Bush tour of Latin America drawing to end

U.S. President George Bush touched down in Guatemala following his visit to Bogota, where he thanked his Colombian counterpart for his continued support in the war on the illegal drug trade.

It is Mr Bush's 8th trip to Latin America as President. He's on a tour of U.S. friendly-countries to shore up relations and draw attention to U.S. aid to the region. He's back to re-engage and his mission is clear.

“It is very important for the people of South America and Central America to know that the United States cares deeply about the human condition and that much of our aid is aimed at helping people realise their God-given potential, and so we will talk about programmes all aimed at giving people a chance to realise their dreams,” President Bush said, addressing his Colombian counterpart Alvaro Uribe Velez.

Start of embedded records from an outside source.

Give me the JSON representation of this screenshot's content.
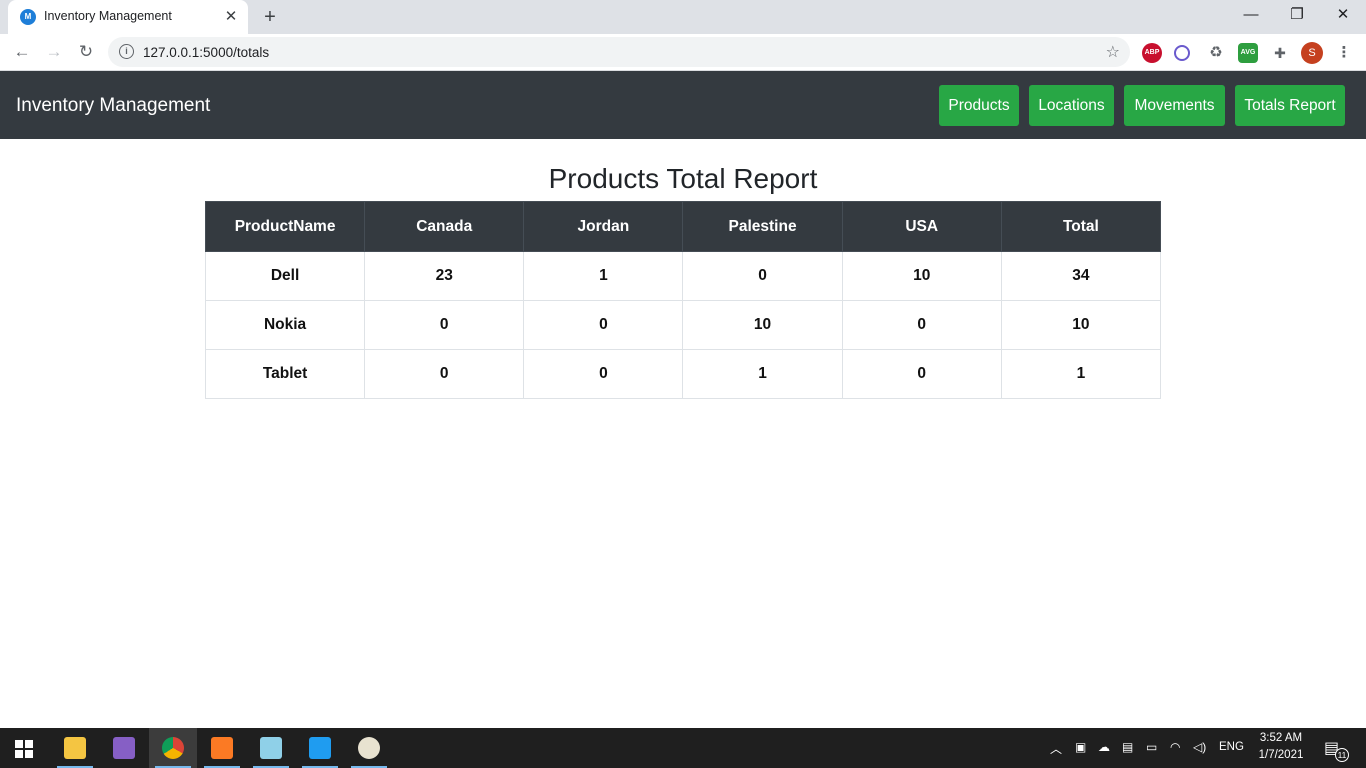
{
  "browser": {
    "tab_title": "Inventory Management",
    "url": "127.0.0.1:5000/totals",
    "avatar_letter": "S",
    "extension_abp": "ABP",
    "extension_avg": "AVG"
  },
  "app": {
    "brand": "Inventory Management",
    "nav": [
      {
        "label": "Products"
      },
      {
        "label": "Locations"
      },
      {
        "label": "Movements"
      },
      {
        "label": "Totals Report"
      }
    ]
  },
  "report": {
    "title": "Products Total Report",
    "headers": [
      "ProductName",
      "Canada",
      "Jordan",
      "Palestine",
      "USA",
      "Total"
    ],
    "rows": [
      [
        "Dell",
        "23",
        "1",
        "0",
        "10",
        "34"
      ],
      [
        "Nokia",
        "0",
        "0",
        "10",
        "0",
        "10"
      ],
      [
        "Tablet",
        "0",
        "0",
        "1",
        "0",
        "1"
      ]
    ]
  },
  "taskbar": {
    "language": "ENG",
    "time": "3:52 AM",
    "date": "1/7/2021",
    "notification_count": "11"
  },
  "colors": {
    "navbar_bg": "#343a40",
    "nav_button": "#28a745",
    "table_header_bg": "#343a40"
  }
}
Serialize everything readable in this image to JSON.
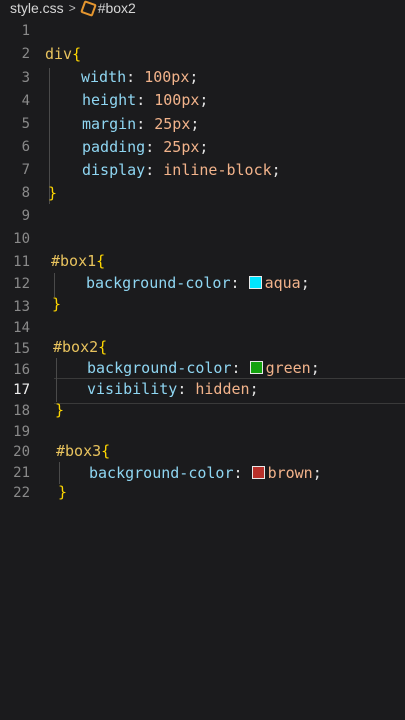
{
  "breadcrumb": {
    "file": "style.css",
    "separator": ">",
    "symbol": "#box2"
  },
  "gutter": [
    "1",
    "2",
    "3",
    "4",
    "5",
    "6",
    "7",
    "8",
    "9",
    "10",
    "11",
    "12",
    "13",
    "14",
    "15",
    "16",
    "17",
    "18",
    "19",
    "20",
    "21",
    "22"
  ],
  "active_line": "17",
  "code": {
    "l2": {
      "sel": "div",
      "brace": "{"
    },
    "l3": {
      "prop": "width",
      "colon": ": ",
      "val": "100px",
      "semi": ";"
    },
    "l4": {
      "prop": "height",
      "colon": ": ",
      "val": "100px",
      "semi": ";"
    },
    "l5": {
      "prop": "margin",
      "colon": ": ",
      "val": "25px",
      "semi": ";"
    },
    "l6": {
      "prop": "padding",
      "colon": ": ",
      "val": "25px",
      "semi": ";"
    },
    "l7": {
      "prop": "display",
      "colon": ": ",
      "val": "inline-block",
      "semi": ";"
    },
    "l8": {
      "brace": "}"
    },
    "l11": {
      "sel": "#box1",
      "brace": "{"
    },
    "l12": {
      "prop": "background-color",
      "colon": ": ",
      "val": "aqua",
      "semi": ";",
      "swatch": "#00e5ff"
    },
    "l13": {
      "brace": "}"
    },
    "l15": {
      "sel": "#box2",
      "brace": "{"
    },
    "l16": {
      "prop": "background-color",
      "colon": ": ",
      "val": "green",
      "semi": ";",
      "swatch": "#13a10e"
    },
    "l17": {
      "prop": "visibility",
      "colon": ": ",
      "val": "hidden",
      "semi": ";"
    },
    "l18": {
      "brace": "}"
    },
    "l20": {
      "sel": "#box3",
      "brace": "{"
    },
    "l21": {
      "prop": "background-color",
      "colon": ": ",
      "val": "brown",
      "semi": ";",
      "swatch": "#b7302a"
    },
    "l22": {
      "brace": "}"
    }
  }
}
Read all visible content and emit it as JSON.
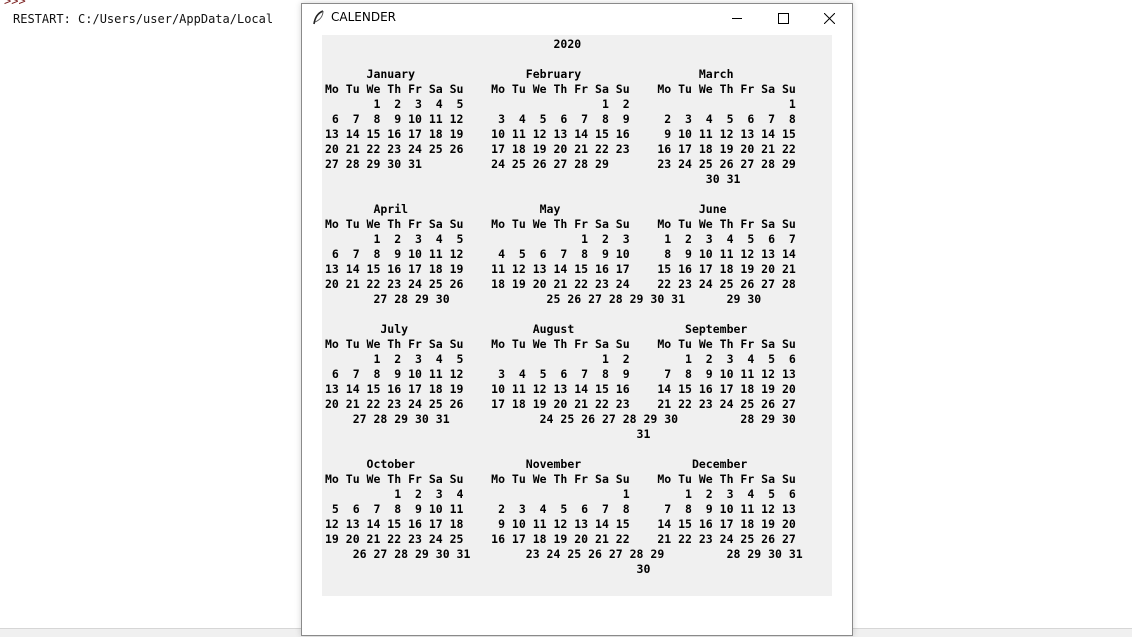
{
  "shell": {
    "prompt": ">>>",
    "restart_line": "RESTART: C:/Users/user/AppData/Local"
  },
  "window": {
    "title": "CALENDER",
    "icons": {
      "app": "feather-icon",
      "minimize": "minimize-icon",
      "maximize": "maximize-icon",
      "close": "close-icon"
    }
  },
  "calendar": {
    "year": "2020",
    "lines": [
      "                                 2020",
      "",
      "      January                February                 March",
      "Mo Tu We Th Fr Sa Su    Mo Tu We Th Fr Sa Su    Mo Tu We Th Fr Sa Su",
      "       1  2  3  4  5                    1  2                       1",
      " 6  7  8  9 10 11 12     3  4  5  6  7  8  9     2  3  4  5  6  7  8",
      "13 14 15 16 17 18 19    10 11 12 13 14 15 16     9 10 11 12 13 14 15",
      "20 21 22 23 24 25 26    17 18 19 20 21 22 23    16 17 18 19 20 21 22",
      "27 28 29 30 31          24 25 26 27 28 29       23 24 25 26 27 28 29",
      "                                                       30 31",
      "",
      "       April                   May                    June",
      "Mo Tu We Th Fr Sa Su    Mo Tu We Th Fr Sa Su    Mo Tu We Th Fr Sa Su",
      "       1  2  3  4  5                 1  2  3     1  2  3  4  5  6  7",
      " 6  7  8  9 10 11 12     4  5  6  7  8  9 10     8  9 10 11 12 13 14",
      "13 14 15 16 17 18 19    11 12 13 14 15 16 17    15 16 17 18 19 20 21",
      "20 21 22 23 24 25 26    18 19 20 21 22 23 24    22 23 24 25 26 27 28",
      "       27 28 29 30              25 26 27 28 29 30 31      29 30",
      "",
      "        July                  August                September",
      "Mo Tu We Th Fr Sa Su    Mo Tu We Th Fr Sa Su    Mo Tu We Th Fr Sa Su",
      "       1  2  3  4  5                    1  2        1  2  3  4  5  6",
      " 6  7  8  9 10 11 12     3  4  5  6  7  8  9     7  8  9 10 11 12 13",
      "13 14 15 16 17 18 19    10 11 12 13 14 15 16    14 15 16 17 18 19 20",
      "20 21 22 23 24 25 26    17 18 19 20 21 22 23    21 22 23 24 25 26 27",
      "    27 28 29 30 31             24 25 26 27 28 29 30         28 29 30",
      "                                             31",
      "",
      "      October                November                December",
      "Mo Tu We Th Fr Sa Su    Mo Tu We Th Fr Sa Su    Mo Tu We Th Fr Sa Su",
      "          1  2  3  4                       1        1  2  3  4  5  6",
      " 5  6  7  8  9 10 11     2  3  4  5  6  7  8     7  8  9 10 11 12 13",
      "12 13 14 15 16 17 18     9 10 11 12 13 14 15    14 15 16 17 18 19 20",
      "19 20 21 22 23 24 25    16 17 18 19 20 21 22    21 22 23 24 25 26 27",
      "    26 27 28 29 30 31        23 24 25 26 27 28 29         28 29 30 31",
      "                                             30"
    ]
  }
}
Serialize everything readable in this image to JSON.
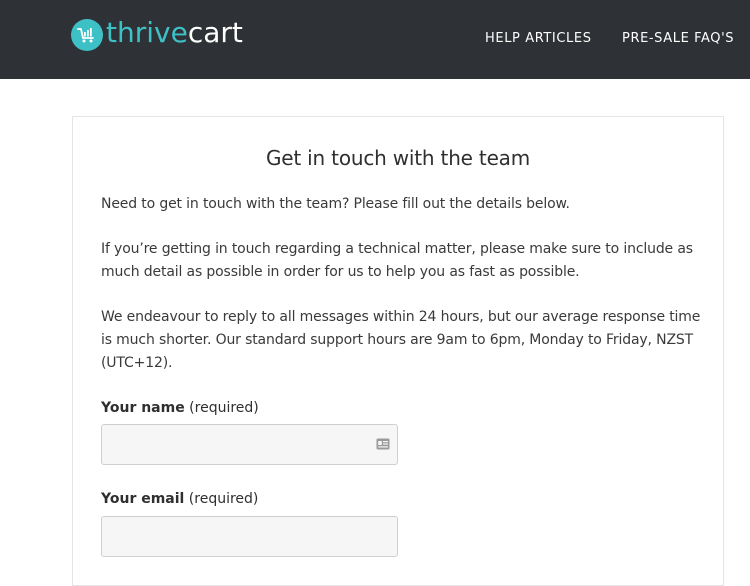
{
  "header": {
    "logo_thrive": "thrive",
    "logo_cart": "cart",
    "nav": {
      "help_articles": "HELP ARTICLES",
      "presale_faqs": "PRE-SALE FAQ'S"
    }
  },
  "main": {
    "title": "Get in touch with the team",
    "paragraphs": [
      "Need to get in touch with the team? Please fill out the details below.",
      "If you’re getting in touch regarding a technical matter, please make sure to include as much detail as possible in order for us to help you as fast as possible.",
      "We endeavour to reply to all messages within 24 hours, but our average response time is much shorter. Our standard support hours are 9am to 6pm, Monday to Friday, NZST (UTC+12)."
    ],
    "form": {
      "name_label": "Your name",
      "name_required": "(required)",
      "name_value": "",
      "name_icon": "contact-card-icon",
      "email_label": "Your email",
      "email_required": "(required)",
      "email_value": ""
    }
  },
  "colors": {
    "header_bg": "#2e3135",
    "brand_teal": "#3ec1c6",
    "nav_text": "#ffffff",
    "input_bg": "#f6f6f6",
    "input_border": "#cfcfcf"
  }
}
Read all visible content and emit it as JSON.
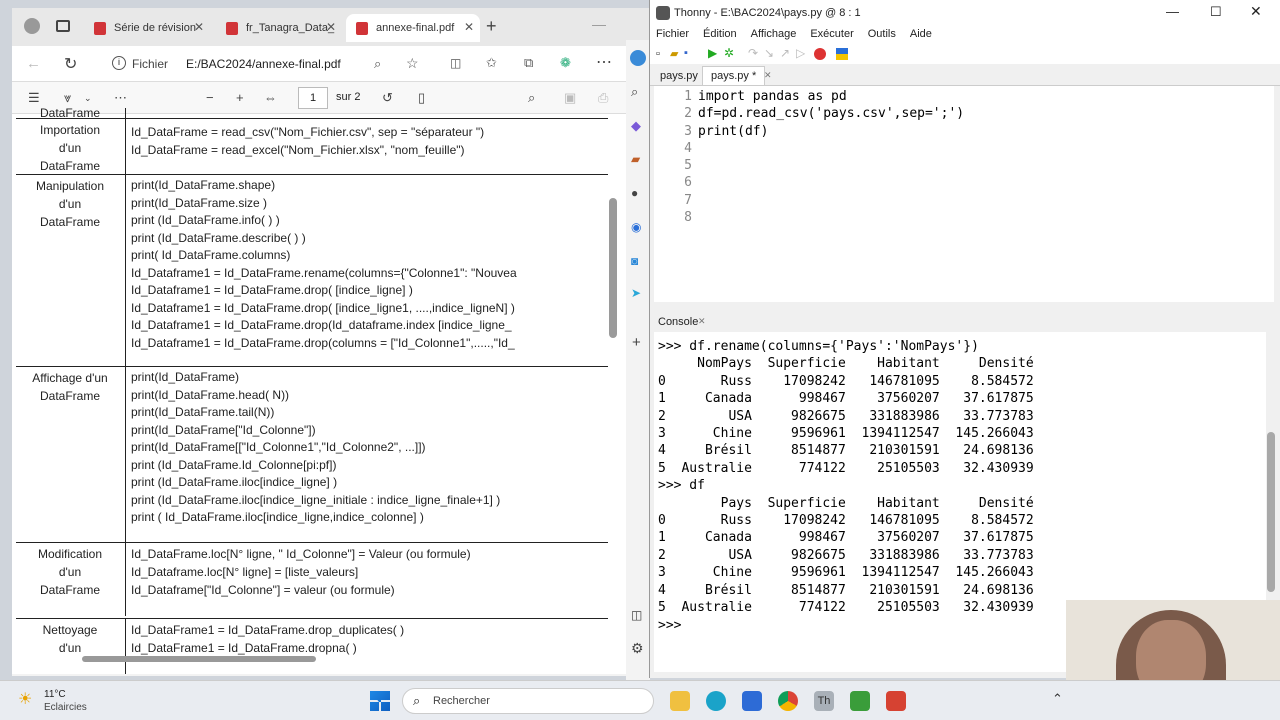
{
  "browser": {
    "tabs": [
      "Série de révision",
      "fr_Tanagra_Data_",
      "annexe-final.pdf"
    ],
    "address_label": "Fichier",
    "address": "E:/BAC2024/annexe-final.pdf",
    "page_current": "1",
    "page_total": "sur 2"
  },
  "pdf": {
    "rows": [
      {
        "label": "DataFrame",
        "lines": []
      },
      {
        "label": "Importation\nd'un\nDataFrame",
        "lines": [
          "Id_DataFrame = read_csv(\"Nom_Fichier.csv\", sep = \"séparateur \")",
          "Id_DataFrame = read_excel(\"Nom_Fichier.xlsx\", \"nom_feuille\")"
        ]
      },
      {
        "label": "Manipulation\nd'un\nDataFrame",
        "lines": [
          "print(Id_DataFrame.shape)",
          "print(Id_DataFrame.size )",
          " print (Id_DataFrame.info( )  )",
          " print (Id_DataFrame.describe( ) )",
          "print( Id_DataFrame.columns)",
          "Id_Dataframe1 = Id_DataFrame.rename(columns={\"Colonne1\": \"Nouvea",
          "Id_Dataframe1 = Id_DataFrame.drop( [indice_ligne] )",
          "Id_Dataframe1 = Id_DataFrame.drop( [indice_ligne1, ....,indice_ligneN] )",
          "Id_Dataframe1 = Id_DataFrame.drop(Id_dataframe.index [indice_ligne_",
          "Id_Dataframe1 = Id_DataFrame.drop(columns =  [\"Id_Colonne1\",.....,\"Id_"
        ]
      },
      {
        "label": "Affichage d'un\nDataFrame",
        "lines": [
          "print(Id_DataFrame)",
          "print(Id_DataFrame.head( N))",
          "print(Id_DataFrame.tail(N))",
          "print(Id_DataFrame[\"Id_Colonne\"])",
          "print(Id_DataFrame[[\"Id_Colonne1\",\"Id_Colonne2\", ...]])",
          "print (Id_DataFrame.Id_Colonne[pi:pf])",
          "print (Id_DataFrame.iloc[indice_ligne] )",
          "print (Id_DataFrame.iloc[indice_ligne_initiale : indice_ligne_finale+1] )",
          "print ( Id_DataFrame.iloc[indice_ligne,indice_colonne] )"
        ]
      },
      {
        "label": "Modification\nd'un\nDataFrame",
        "lines": [
          "Id_DataFrame.loc[N° ligne, \" Id_Colonne\"]  =  Valeur  (ou  formule)",
          "Id_Dataframe.loc[N° ligne] = [liste_valeurs]",
          "Id_Dataframe[\"Id_Colonne\"] = valeur  (ou    formule)"
        ]
      },
      {
        "label": "Nettoyage\nd'un",
        "lines": [
          "Id_DataFrame1 = Id_DataFrame.drop_duplicates( )",
          "Id_DataFrame1 = Id_DataFrame.dropna( )"
        ]
      }
    ]
  },
  "thonny": {
    "title": "Thonny  -  E:\\BAC2024\\pays.py  @  8 : 1",
    "menu": [
      "Fichier",
      "Édition",
      "Affichage",
      "Exécuter",
      "Outils",
      "Aide"
    ],
    "tabs": [
      "pays.py",
      "pays.py *"
    ],
    "line_numbers": "1\n2\n3\n4\n5\n6\n7\n8",
    "code": "import pandas as pd\ndf=pd.read_csv('pays.csv',sep=';')\nprint(df)",
    "console_label": "Console",
    "console": ">>> df.rename(columns={'Pays':'NomPays'})\n     NomPays  Superficie    Habitant     Densité\n0       Russ    17098242   146781095    8.584572\n1     Canada      998467    37560207   37.617875\n2        USA     9826675   331883986   33.773783\n3      Chine     9596961  1394112547  145.266043\n4     Brésil     8514877   210301591   24.698136\n5  Australie      774122    25105503   32.430939\n>>> df\n        Pays  Superficie    Habitant     Densité\n0       Russ    17098242   146781095    8.584572\n1     Canada      998467    37560207   37.617875\n2        USA     9826675   331883986   33.773783\n3      Chine     9596961  1394112547  145.266043\n4     Brésil     8514877   210301591   24.698136\n5  Australie      774122    25105503   32.430939\n>>> "
  },
  "taskbar": {
    "weather_temp": "11°C",
    "weather_desc": "Eclaircies",
    "search_placeholder": "Rechercher"
  }
}
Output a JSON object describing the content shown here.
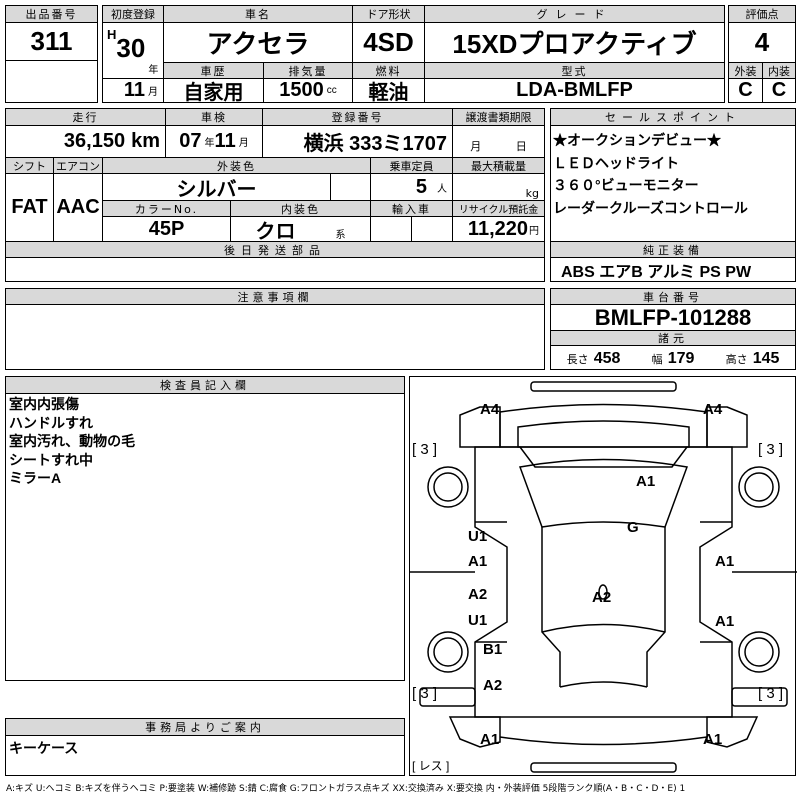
{
  "header": {
    "lot_label": "出品番号",
    "lot": "311",
    "first_reg_label": "初度登録",
    "era": "H",
    "year": "30",
    "year_unit": "年",
    "month": "11",
    "month_unit": "月",
    "name_label": "車名",
    "name": "アクセラ",
    "door_label": "ドア形状",
    "door": "4SD",
    "grade_label": "グレード",
    "grade": "15XDプロアクティブ",
    "score_label": "評価点",
    "score": "4",
    "history_label": "車歴",
    "history": "自家用",
    "disp_label": "排気量",
    "disp": "1500",
    "disp_unit": "cc",
    "fuel_label": "燃料",
    "fuel": "軽油",
    "model_label": "型式",
    "model": "LDA-BMLFP",
    "ext_label": "外装",
    "int_label": "内装",
    "ext": "C",
    "int": "C"
  },
  "details": {
    "mileage_label": "走行",
    "mileage": "36,150",
    "mileage_unit": "km",
    "inspection_label": "車検",
    "insp_year": "07",
    "insp_year_unit": "年",
    "insp_month": "11",
    "insp_month_unit": "月",
    "plate_label": "登録番号",
    "plate": "横浜 333ミ1707",
    "transfer_label": "譲渡書類期限",
    "transfer_month": "月",
    "transfer_day": "日",
    "shift_label": "シフト",
    "shift": "FAT",
    "ac_label": "エアコン",
    "ac": "AAC",
    "color_label": "外装色",
    "color": "シルバー",
    "seats_label": "乗車定員",
    "seats": "5",
    "seats_unit": "人",
    "load_label": "最大積載量",
    "load_unit": "kg",
    "color_no_label": "カラーNo.",
    "color_no": "45P",
    "interior_label": "内装色",
    "interior": "クロ",
    "interior_unit": "系",
    "import_label": "輸入車",
    "recycle_label": "リサイクル預託金",
    "recycle": "11,220",
    "recycle_unit": "円",
    "later_parts_label": "後日発送部品"
  },
  "sales": {
    "label": "セールスポイント",
    "points": [
      "★オークションデビュー★",
      "ＬＥＤヘッドライト",
      "３６０°ビューモニター",
      "レーダークルーズコントロール"
    ],
    "equip_label": "純正装備",
    "equip": "ABS エアB アルミ PS PW"
  },
  "notes": {
    "label": "注意事項欄"
  },
  "chassis": {
    "label": "車台番号",
    "value": "BMLFP-101288",
    "spec_label": "諸元",
    "length_label": "長さ",
    "length": "458",
    "width_label": "幅",
    "width": "179",
    "height_label": "高さ",
    "height": "145"
  },
  "inspector": {
    "label": "検査員記入欄",
    "lines": [
      "室内内張傷",
      "ハンドルすれ",
      "室内汚れ、動物の毛",
      "シートすれ中",
      "ミラーA"
    ]
  },
  "office": {
    "label": "事務局よりご案内",
    "text": "キーケース"
  },
  "diagram": {
    "marks": [
      "A4",
      "A4",
      "[ 3 ]",
      "[ 3 ]",
      "A1",
      "G",
      "U1",
      "A1",
      "A1",
      "A2",
      "U1",
      "A2",
      "A1",
      "B1",
      "A2",
      "[ 3 ]",
      "[ 3 ]",
      "A1",
      "A1",
      "[ レス ]"
    ]
  },
  "legend": "A:キズ U:ヘコミ B:キズを伴うヘコミ P:要塗装 W:補修跡 S:錆 C:腐食 G:フロントガラス点キズ XX:交換済み X:要交換 内・外装評価 5段階ランク順(A・B・C・D・E) 1"
}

But for the president, who's facing increasing opposition in Latin American countries, his trip's been something of a jittery ride.

His visit to Colombia was intended to be a show of confidence in that country – a strong, but drug-plagued U.S. ally. But the visit was marred by a political scandal and security concerns, and Mr Bush left after just 6 hours.

Despite a warm welcome from the Colombian president, outside the presidential palace violent protests against the U.S. leader broke out. The riots mirrored similar incidents in both Brazil and Uruguay, where the president's arrival sparked anger from anti-Bush protestors.

And this has not been the only thing on President Bush's mind.

His tour has been shadowed by a fervent opponent of his policies by Venezuelan President Hugo Chavez. He is on a similar tour of Latin America, vowing to revive a global socialist opposition to the U.S.

Mr Chavez has denied intentionally scheduling his tour to coincide with the U.S. President's, but there's no doubt that his upstaging the high-profile trip will be a thorn in the side of the White House.

President Bush is now in Guatemala and will then head to Mexico, before arriving back in Washington on Wednesday.